Horizontal directional drilling (HDD), sometimes called directional boring, is a steerable trenchless method of installing underground pipes, conduits and cables in a shallow arc along a prescribed bore path by using a surface-launched drilling rig. Construction contractors use directional drilling when trenching or excavating isn't practical. HDD involves these steps:
- Excavate an entrance pit and receiving hole.
- Drill a pilot hole on the designed path.
- Enlarge the hole by passing a larger cutting tool known as the back reamer.
- Place pipe in the enlarged hole by way of the drill stem; the reamer pulls pipe into place behind it.
During horizontal directional drilling, a mixture of water and bentonite or polymer is continuously pumped to the cutting head or drill bit to remove cuttings, stabilize the bore hole, cool the cutting head, and lubricate the passage of the pipe.

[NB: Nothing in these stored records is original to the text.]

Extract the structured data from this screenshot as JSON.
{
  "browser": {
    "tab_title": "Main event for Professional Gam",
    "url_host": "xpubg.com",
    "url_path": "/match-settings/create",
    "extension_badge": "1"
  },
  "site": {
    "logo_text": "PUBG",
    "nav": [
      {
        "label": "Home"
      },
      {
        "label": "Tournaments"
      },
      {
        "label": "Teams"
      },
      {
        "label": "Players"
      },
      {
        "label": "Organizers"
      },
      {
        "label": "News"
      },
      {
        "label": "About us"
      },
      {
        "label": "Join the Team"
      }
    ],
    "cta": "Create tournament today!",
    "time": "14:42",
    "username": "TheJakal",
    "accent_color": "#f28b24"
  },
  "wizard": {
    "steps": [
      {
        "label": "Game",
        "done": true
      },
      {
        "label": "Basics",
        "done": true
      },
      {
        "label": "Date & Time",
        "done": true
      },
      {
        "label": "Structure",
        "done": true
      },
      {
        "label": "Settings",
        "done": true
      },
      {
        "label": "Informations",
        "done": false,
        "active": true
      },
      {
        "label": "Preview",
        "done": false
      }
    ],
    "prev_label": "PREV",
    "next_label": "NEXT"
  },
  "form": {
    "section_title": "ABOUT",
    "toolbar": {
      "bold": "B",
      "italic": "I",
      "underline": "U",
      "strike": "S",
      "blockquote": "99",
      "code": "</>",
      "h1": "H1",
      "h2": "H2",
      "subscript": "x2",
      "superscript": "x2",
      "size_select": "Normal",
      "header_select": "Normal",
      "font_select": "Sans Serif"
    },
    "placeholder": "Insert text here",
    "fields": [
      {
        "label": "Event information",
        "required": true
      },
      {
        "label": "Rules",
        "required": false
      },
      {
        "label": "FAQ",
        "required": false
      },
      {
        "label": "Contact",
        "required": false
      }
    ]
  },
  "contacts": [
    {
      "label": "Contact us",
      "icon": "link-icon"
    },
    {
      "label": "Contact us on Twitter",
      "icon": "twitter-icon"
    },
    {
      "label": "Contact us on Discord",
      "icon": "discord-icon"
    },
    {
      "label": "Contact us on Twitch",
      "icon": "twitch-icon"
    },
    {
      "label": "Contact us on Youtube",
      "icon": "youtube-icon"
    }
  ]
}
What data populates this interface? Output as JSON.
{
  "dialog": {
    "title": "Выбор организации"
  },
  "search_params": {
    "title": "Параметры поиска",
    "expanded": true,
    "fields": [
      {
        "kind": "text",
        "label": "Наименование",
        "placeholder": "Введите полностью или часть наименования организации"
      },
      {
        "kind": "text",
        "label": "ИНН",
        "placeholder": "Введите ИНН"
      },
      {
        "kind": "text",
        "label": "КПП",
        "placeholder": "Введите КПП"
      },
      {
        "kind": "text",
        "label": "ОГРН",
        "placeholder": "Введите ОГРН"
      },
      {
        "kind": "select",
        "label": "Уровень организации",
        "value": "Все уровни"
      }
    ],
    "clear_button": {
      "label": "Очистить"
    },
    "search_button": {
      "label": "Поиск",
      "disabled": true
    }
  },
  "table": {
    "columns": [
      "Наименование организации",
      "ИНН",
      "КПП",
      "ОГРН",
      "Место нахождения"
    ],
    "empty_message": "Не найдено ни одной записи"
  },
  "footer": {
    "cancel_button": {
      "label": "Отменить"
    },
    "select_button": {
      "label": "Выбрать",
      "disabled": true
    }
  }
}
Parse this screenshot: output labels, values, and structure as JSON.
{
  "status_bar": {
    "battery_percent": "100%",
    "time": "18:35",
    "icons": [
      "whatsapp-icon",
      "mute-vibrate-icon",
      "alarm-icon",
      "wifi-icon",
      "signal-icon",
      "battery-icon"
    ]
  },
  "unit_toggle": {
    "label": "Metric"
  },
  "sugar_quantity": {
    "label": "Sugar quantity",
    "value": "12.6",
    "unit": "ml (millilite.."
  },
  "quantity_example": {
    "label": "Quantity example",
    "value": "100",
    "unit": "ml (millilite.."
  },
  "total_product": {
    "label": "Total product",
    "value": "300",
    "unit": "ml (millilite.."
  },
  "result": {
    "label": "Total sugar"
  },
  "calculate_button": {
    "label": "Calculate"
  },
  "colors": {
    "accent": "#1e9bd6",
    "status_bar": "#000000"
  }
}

Used drilling fluid goes into a machine called a reclaimer which removes the drill cuttings and maintains the proper viscosity of the fluid. Drilling fluids hold the cuttings in suspension to prevent them from clogging the bore.
What to Expect During Horizontal Directional Drilling
- The equipment is loud and causes vibration that you may feel in your home or business. This is standard for this method of construction.
- Both preparation and post-HDD work can take a few weeks to complete.
- There may be road closures and lane restrictions.
- There may be inactivity between some phases of this process.
- Typical work hours are 7:00 a.m. to 6:00 p.m. Monday through Friday, but the contractor may schedule work during the same hours on Saturdays.